On Tuesday, the agency confirmed its vaccine advisers, the Vaccines and Related Biological Products Advisory Committee, will not be convened to consider the booster EUA decision — which means the FDA’s authorization decision could come any time.
“While the FDA cannot predict how long its evaluation of the data and information will take, the agency will review the request as expeditiously as possible,” FDA spokesperson Alison Hunt told CNN.
Also on Tuesday, CDC spokesperson Jason McDonald said the US Centers for Disease Control and Prevention’s Advisory Committee on Immunization Practices will meet Friday to discuss expanding booster eligibility for Pfizer’s Covid-19 vaccine. CDC’s vaccine advisers typically meet only once a vaccine has received authorization from the FDA.
If the FDA authorizes the boosters for all adults and CDC’s vaccine advisers support recommending them, CDC Director Dr. Rochelle Walensky must sign off on the recommendation before they can be officially administered.
However, the majority of adults are already eligible to receive boosters.The FDA had already authorized boosters for anyone 65 and older who was vaccinated at least six months ago and for certain adults at high risk of infection or of severe disease. Recent studies suggest that while vaccination still provides strong protection against severe disease and death months later, immunity may begin to wane and protection against milder and asymptomatic disease may drop. Studies also show that booster doses restore that immunity.

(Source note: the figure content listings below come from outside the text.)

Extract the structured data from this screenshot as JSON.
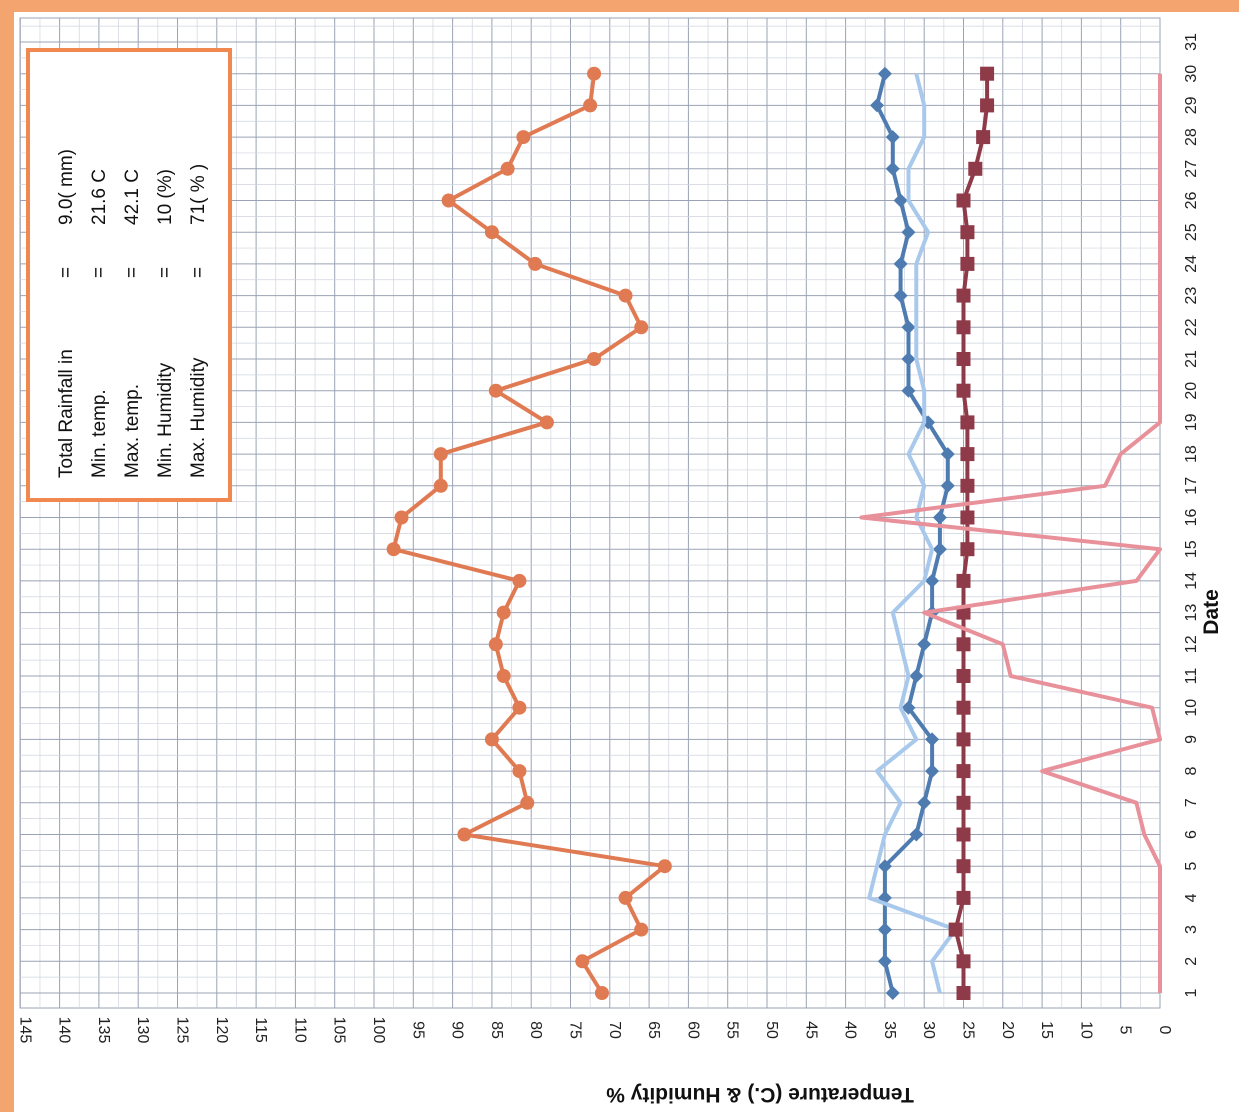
{
  "chart_data": {
    "type": "line",
    "orientation": "rotated-90",
    "xlabel": "Date",
    "ylabel": "Temperature (C.) & Humidity %",
    "x": [
      1,
      2,
      3,
      4,
      5,
      6,
      7,
      8,
      9,
      10,
      11,
      12,
      13,
      14,
      15,
      16,
      17,
      18,
      19,
      20,
      21,
      22,
      23,
      24,
      25,
      26,
      27,
      28,
      29,
      30
    ],
    "x_ticks": [
      "1",
      "2",
      "3",
      "4",
      "5",
      "6",
      "7",
      "8",
      "9",
      "10",
      "11",
      "12",
      "13",
      "14",
      "15",
      "16",
      "17",
      "18",
      "19",
      "20",
      "21",
      "22",
      "23",
      "24",
      "25",
      "26",
      "27",
      "28",
      "29",
      "30",
      "31"
    ],
    "xlim": [
      0.5,
      31
    ],
    "ylim": [
      0,
      145
    ],
    "y_ticks": [
      "0",
      "5",
      "10",
      "15",
      "20",
      "25",
      "30",
      "35",
      "40",
      "45",
      "50",
      "55",
      "60",
      "65",
      "70",
      "75",
      "80",
      "85",
      "90",
      "95",
      "100",
      "105",
      "110",
      "115",
      "120",
      "125",
      "130",
      "135",
      "140",
      "145"
    ],
    "grid": true,
    "series": [
      {
        "color": "#e07a52",
        "marker": "circle",
        "values": [
          71,
          73.5,
          66,
          68,
          63,
          88.5,
          80.5,
          81.5,
          85,
          81.5,
          83.5,
          84.5,
          83.5,
          81.5,
          97.5,
          96.5,
          91.5,
          91.5,
          78,
          84.5,
          72,
          66,
          68,
          79.5,
          85,
          90.5,
          83,
          81,
          72.5,
          72
        ]
      },
      {
        "color": "#4f7cb0",
        "marker": "diamond",
        "values": [
          34,
          35,
          35,
          35,
          35,
          31,
          30,
          29,
          29,
          32,
          31,
          30,
          29,
          29,
          28,
          28,
          27,
          27,
          29.5,
          32,
          32,
          32,
          33,
          33,
          32,
          33,
          34,
          34,
          36,
          35
        ]
      },
      {
        "color": "#a8c8ec",
        "marker": "none",
        "values": [
          28,
          29,
          26,
          37,
          36,
          35,
          33,
          36,
          31,
          33,
          32,
          33,
          34,
          30,
          29,
          31,
          30,
          32,
          30,
          30,
          31,
          31,
          31,
          31,
          29.5,
          32,
          32,
          30,
          30,
          31
        ]
      },
      {
        "color": "#8f3a48",
        "marker": "square",
        "values": [
          25,
          25,
          26,
          25,
          25,
          25,
          25,
          25,
          25,
          25,
          25,
          25,
          25,
          25,
          24.5,
          24.5,
          24.5,
          24.5,
          24.5,
          25,
          25,
          25,
          25,
          24.5,
          24.5,
          25,
          23.5,
          22.5,
          22,
          22
        ]
      },
      {
        "color": "#e8919a",
        "marker": "none",
        "values": [
          0,
          0,
          0,
          0,
          0,
          2,
          3,
          15,
          0,
          1,
          19,
          20,
          30,
          3,
          0,
          38,
          7,
          5,
          0,
          0,
          0,
          0,
          0,
          0,
          0,
          0,
          0,
          0,
          0,
          0
        ]
      }
    ]
  },
  "summary_box": {
    "rows": [
      {
        "label": "Total Rainfall in",
        "sep": "=",
        "value": "9.0( mm)"
      },
      {
        "label": "Min. temp.",
        "sep": "=",
        "value": "21.6 C"
      },
      {
        "label": "Max. temp.",
        "sep": "=",
        "value": "42.1 C"
      },
      {
        "label": "Min. Humidity",
        "sep": "=",
        "value": "10 (%)"
      },
      {
        "label": "Max. Humidity",
        "sep": "=",
        "value": "71( % )"
      }
    ],
    "border_color": "#f0884f"
  }
}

And with Covid-19 cases on the rise, some states and cities are choosing not to wait for official signoff from FDA or CDC, and have already opened up boosters to all adults.
Need for transparency
FDA’s vaccine advisers typically meet to discuss a requested EUA amendment and make a recommendation on how the agency should proceed. This time, the FDA has concluded that Pfizer/BioNTech’s request does not raise questions that would require additional discussion by the advisory committee, which is made up of experts who do not work for the agency.
Dr. Arnold Monto, the acting chairman of FDA’s advisory committee, told CNN last week there is a precedent for FDA opting not to consult its vaccine advisory committee on certain decisions, noting that members of the committee meet “at the discretion of the FDA,” and that it can be “cumbersome” to convene members, which makes it difficult to respond quickly to changing circumstances.
But Dr. Paul Offit, a member of the FDA vaccine advisory committee, told CNN last week that he thought meetings of both FDA’s and CDC’s vaccine advisers were “the best way for us to be transparent” about Covid-19 vaccine boosters.
“I think we need to show why a booster dose is clearly of benefit to 18-29 year-olds, because if it’s not clearly of benefit, we have to consider the fact that myocarditis was a second dose phenomenon and may also be a third dose phenomenon. Do the benefits clearly and definitively outweigh risks for 18-29 year old?” Offit said.
Dr. Grace Lee, a member of the CDC’s vaccine advisory committee, noted that the ACIP meeting will give the public a view of the vaccine booster data once it has been authorized by FDA.
“We know Pfizer submitted a request to FDA and I anticipate as soon as FDA has made their decision, ACIP will be discussing this in an open meeting where the public can see all the data in hand,” said Lee, a pediatrician at the Stanford University School of Medicine.